Miravoice Raises $6.3M Seed to Scale AI-Powered Voice Surveys and Interviews
Funding Details
$6.3M
Seed
Most teams avoid long-form voice surveys for the same reason people avoid carrying cash in a digital world. It works, it’s trusted, but it’s slow, expensive, and doesn’t scale without friction. Miravoice looked at that friction and treated it like a solvable problem instead of a permanent tax.
Miravoice just pulled in $6.3M in seed funding, led by Unusual Ventures with Neo and 25madison in the mix. That’s not tourist capital. That’s conviction money. The kind that shows up when the room realizes something foundational is getting rebuilt, not just polished.
Credit to Co-Founder and CEO Nishant Jain and Co-Founder and CTO Danny D. Leybzon for seeing what most teams miss. Voice isn’t new. Surveys aren’t familiar territory for most engineers. But structured, long-form, high-integrity conversations at scale without human constraints is where this starts to separate. Add Co-Founder and COO Shreyas Tirumala to the equation and you get a team that understands both the math and the mess behind real-world data collection.

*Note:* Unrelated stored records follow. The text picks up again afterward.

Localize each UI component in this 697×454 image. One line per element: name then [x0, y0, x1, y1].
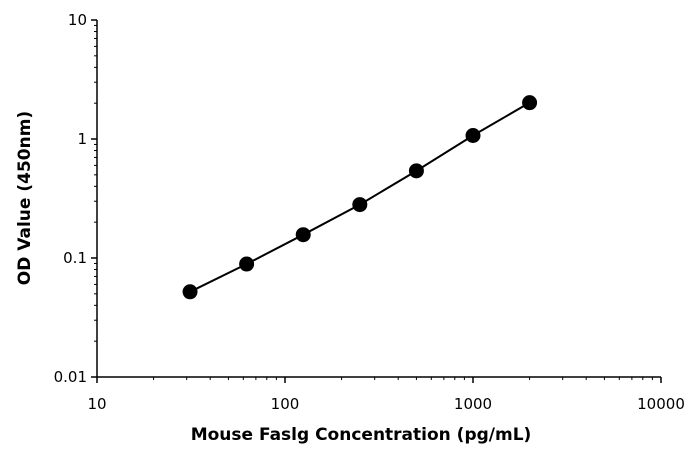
- x-tick-label: 1000: [454, 395, 492, 413]
- y-tick-label: 0.01: [54, 368, 87, 386]
- x-tick-label: 10: [87, 395, 106, 413]
- y-axis-title: OD Value (450nm): [15, 111, 35, 285]
- data-point: [295, 227, 311, 243]
- data-point: [465, 128, 481, 144]
- data-point: [239, 256, 255, 272]
- data-point: [352, 197, 368, 213]
- y-tick-label: 1: [77, 130, 87, 148]
- data-point: [408, 163, 424, 179]
- axes: 0.01 0.1 1 10 10 100 1000 10000: [54, 11, 685, 413]
- x-tick-label: 100: [271, 395, 300, 413]
- y-tick-label: 0.1: [63, 249, 87, 267]
- plot-area: [182, 95, 538, 300]
- data-point: [522, 95, 538, 111]
- x-tick-label: 10000: [637, 395, 685, 413]
- data-point: [182, 284, 198, 300]
- x-axis-title: Mouse Faslg Concentration (pg/mL): [191, 425, 532, 445]
- y-tick-label: 10: [68, 11, 87, 29]
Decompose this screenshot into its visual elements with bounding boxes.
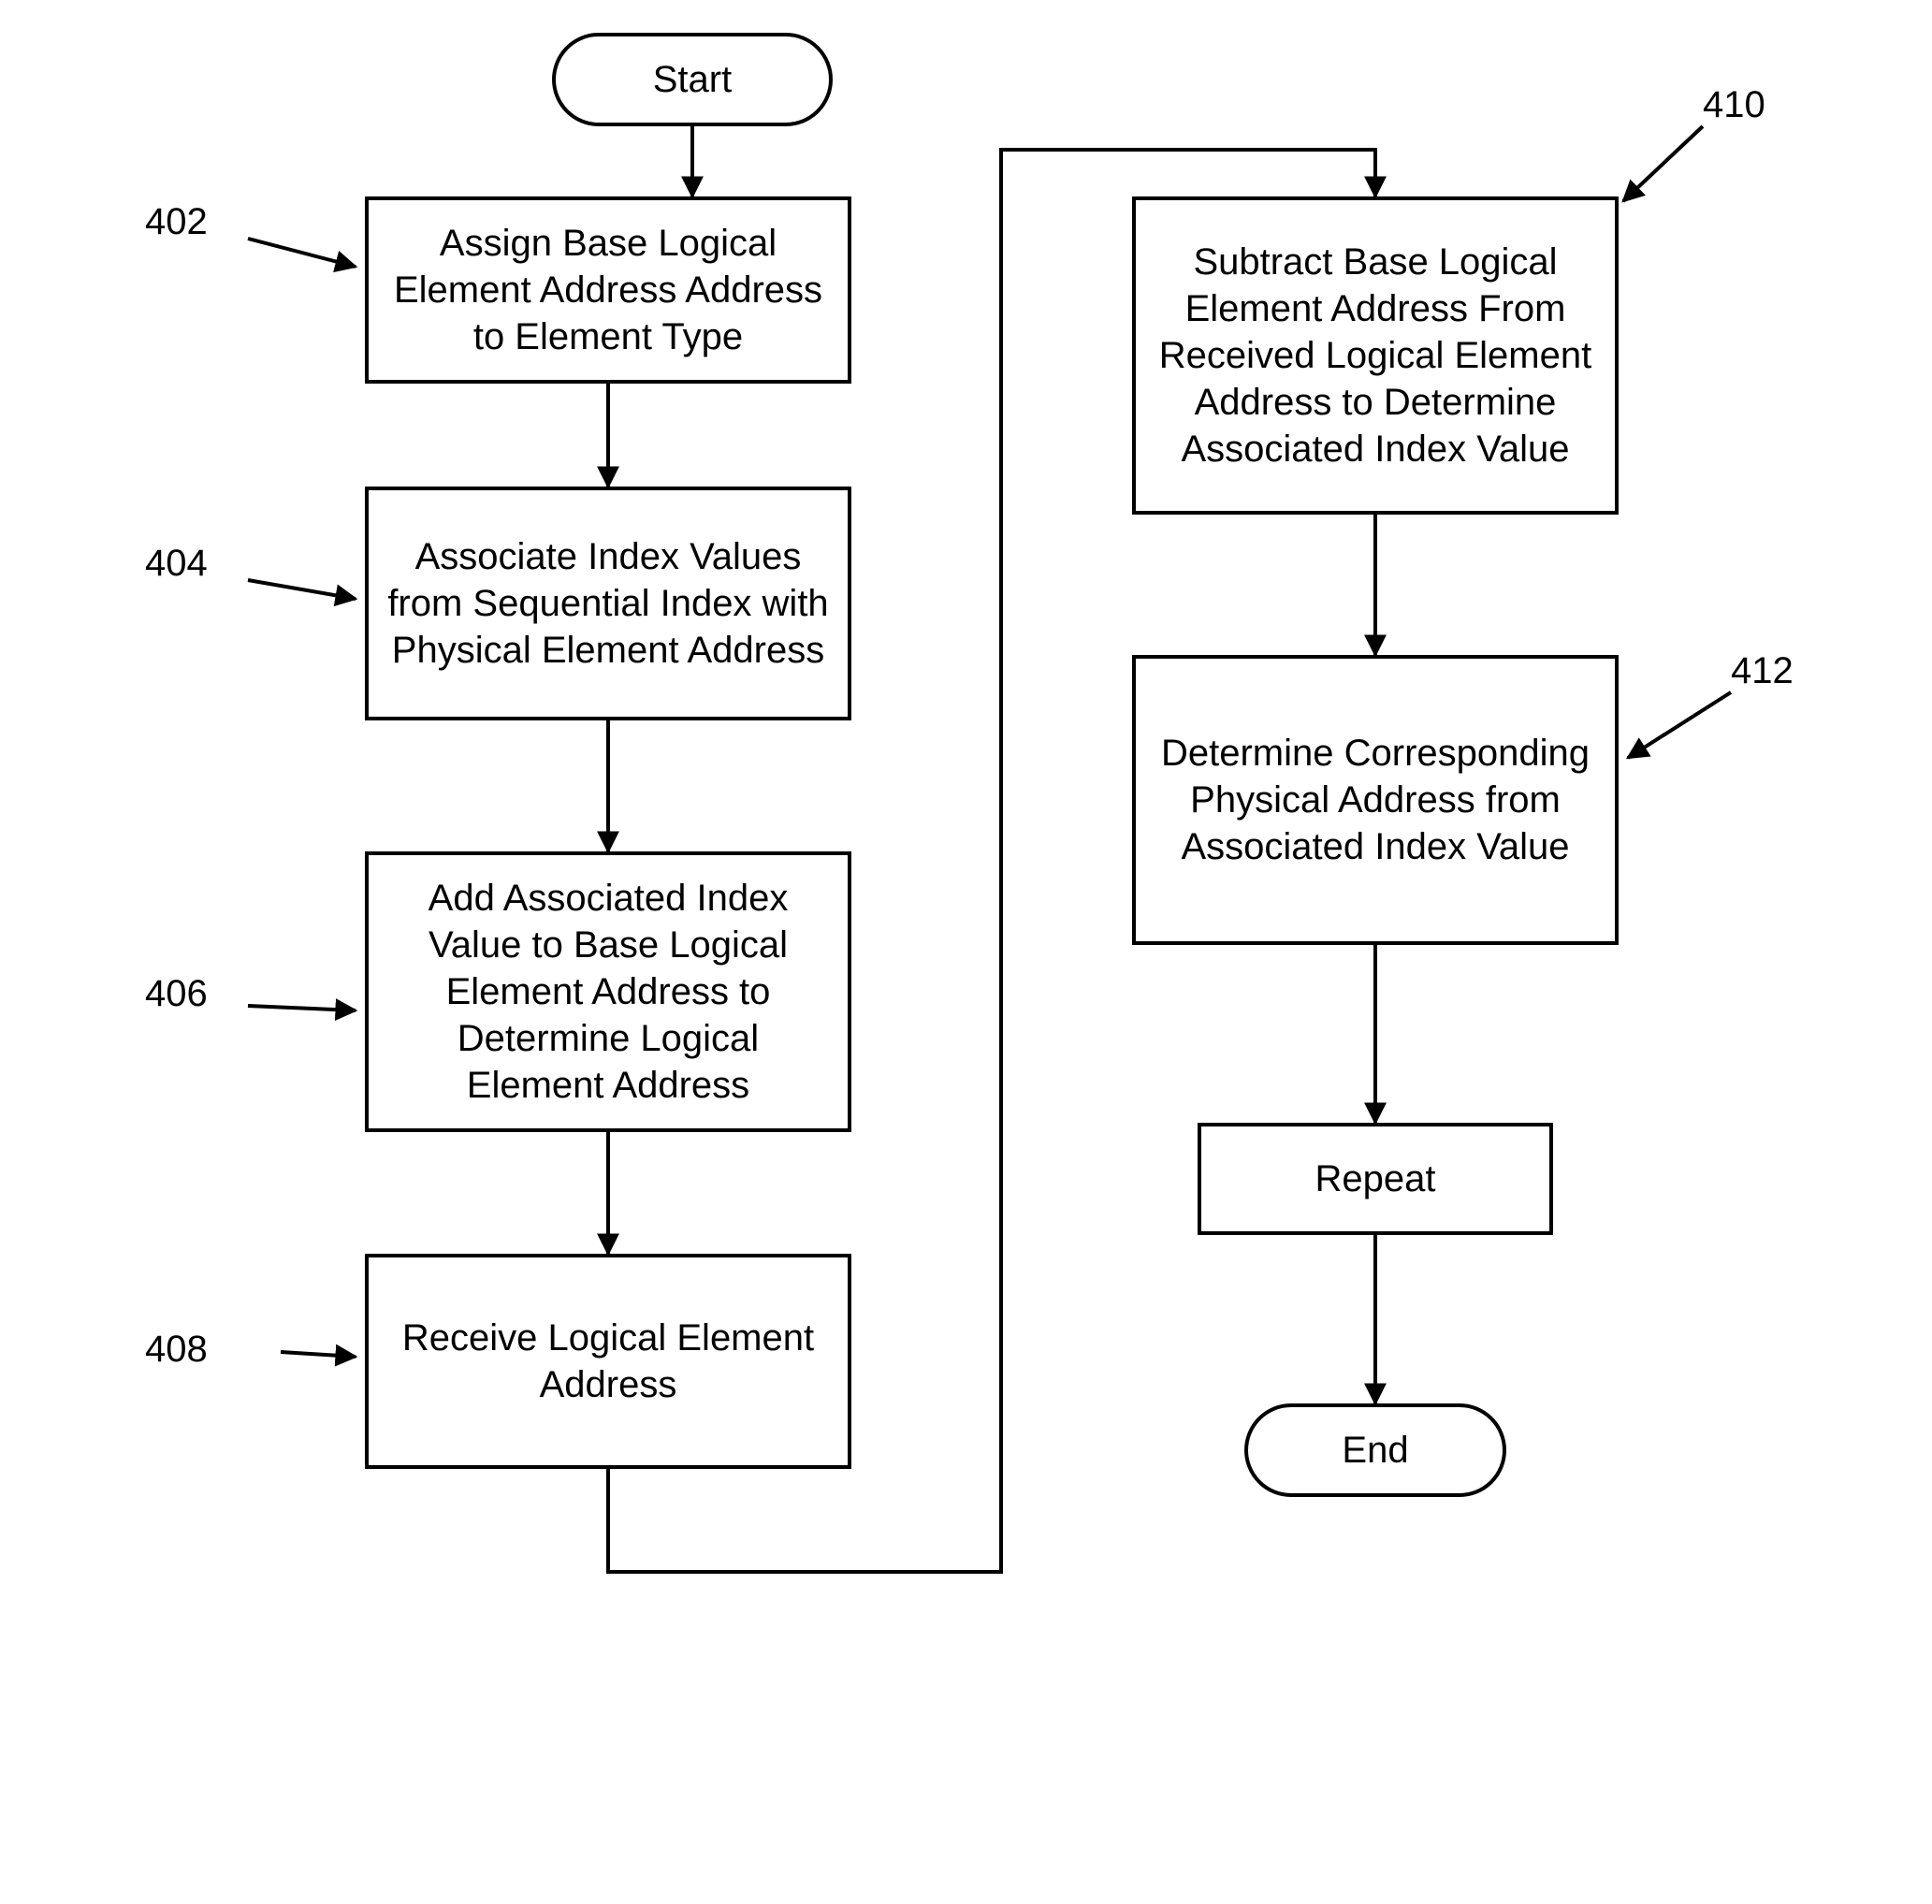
ref-410-text: 410	[1703, 84, 1765, 125]
process-410: Subtract Base Logical Element Address Fr…	[1132, 196, 1619, 515]
process-412: Determine Corresponding Physical Address…	[1132, 655, 1619, 945]
ref-406: 406	[145, 973, 208, 1015]
ref-412-text: 412	[1731, 650, 1794, 691]
start-terminator: Start	[552, 33, 833, 126]
process-404: Associate Index Values from Sequential I…	[365, 487, 851, 720]
process-406: Add Associated Index Value to Base Logic…	[365, 851, 851, 1132]
ref-arrow-r402	[248, 239, 356, 267]
ref-arrow-r408	[281, 1352, 356, 1357]
process-402-text: Assign Base Logical Element Address Addr…	[384, 220, 833, 360]
process-406-text: Add Associated Index Value to Base Logic…	[384, 875, 833, 1109]
process-412-text: Determine Corresponding Physical Address…	[1151, 730, 1600, 870]
ref-410: 410	[1703, 84, 1765, 126]
process-repeat-text: Repeat	[1315, 1155, 1436, 1202]
connectors-layer	[0, 0, 1932, 1904]
process-408: Receive Logical Element Address	[365, 1254, 851, 1469]
process-410-text: Subtract Base Logical Element Address Fr…	[1151, 239, 1600, 472]
ref-arrow-r410	[1623, 126, 1703, 201]
ref-arrow-r406	[248, 1006, 356, 1010]
start-label: Start	[653, 56, 732, 103]
ref-402-text: 402	[145, 201, 208, 242]
ref-402: 402	[145, 201, 208, 243]
process-402: Assign Base Logical Element Address Addr…	[365, 196, 851, 384]
end-label: End	[1342, 1427, 1408, 1474]
flowchart-canvas: Start End Assign Base Logical Element Ad…	[0, 0, 1932, 1904]
process-404-text: Associate Index Values from Sequential I…	[384, 533, 833, 674]
ref-408: 408	[145, 1329, 208, 1371]
ref-412: 412	[1731, 650, 1794, 692]
ref-arrow-r412	[1628, 692, 1731, 758]
end-terminator: End	[1244, 1403, 1506, 1497]
ref-406-text: 406	[145, 973, 208, 1014]
process-repeat: Repeat	[1198, 1123, 1553, 1235]
process-408-text: Receive Logical Element Address	[384, 1315, 833, 1408]
ref-408-text: 408	[145, 1329, 208, 1370]
ref-arrow-r404	[248, 580, 356, 599]
ref-404-text: 404	[145, 543, 208, 584]
ref-404: 404	[145, 543, 208, 585]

Miravoice isn’t chasing chatter. It’s engineered for discipline. We’re talking 120+ question surveys, 40+ minute calls, real branching logic, and the ability to handle interruptions without losing the thread. That’s not a chatbot trying its best. That’s infrastructure for truth in a world that usually settles for “close enough.”
And the traction isn’t hypothetical. Over 100,000+ production calls in 2025. Customers like NORC at the University of Chicago and SSRS. 10–20 active customers already running pilots or full deployments. When pilots are pushing tens of thousands of calls, you’re not testing anymore. You’re rehearsing scale.
The sharper angle here is economic gravity. Traditional call centers made voice surveys the gold standard that nobody wanted to pay for. Miravoice turns that equation on its head with usage-based pricing tied to time on the phone. Clean, measurable, and aligned with outcomes. Voice data stops being a luxury line item and starts behaving like infrastructure.
Under the hood, the platform blends large language models with voice systems that stay on script. No wandering. No hallucinating their way into bad data. Just structured conversations that actually respect the integrity of the questionnaire. That’s a subtle flex in a market crowded with tools that love to improvise when they shouldn’t.
Unusual Ventures, Neo, and 25madison didn’t just fund a product. They backed a shift in how organizations listen at scale. When voice becomes as deployable as a web form, entire industries start hearing things they’ve been missing. Miravoice isn’t louder than the market. It’s clearer. And clarity, especially at scale, tends to compound in ways people only notice after it’s too late to catch up.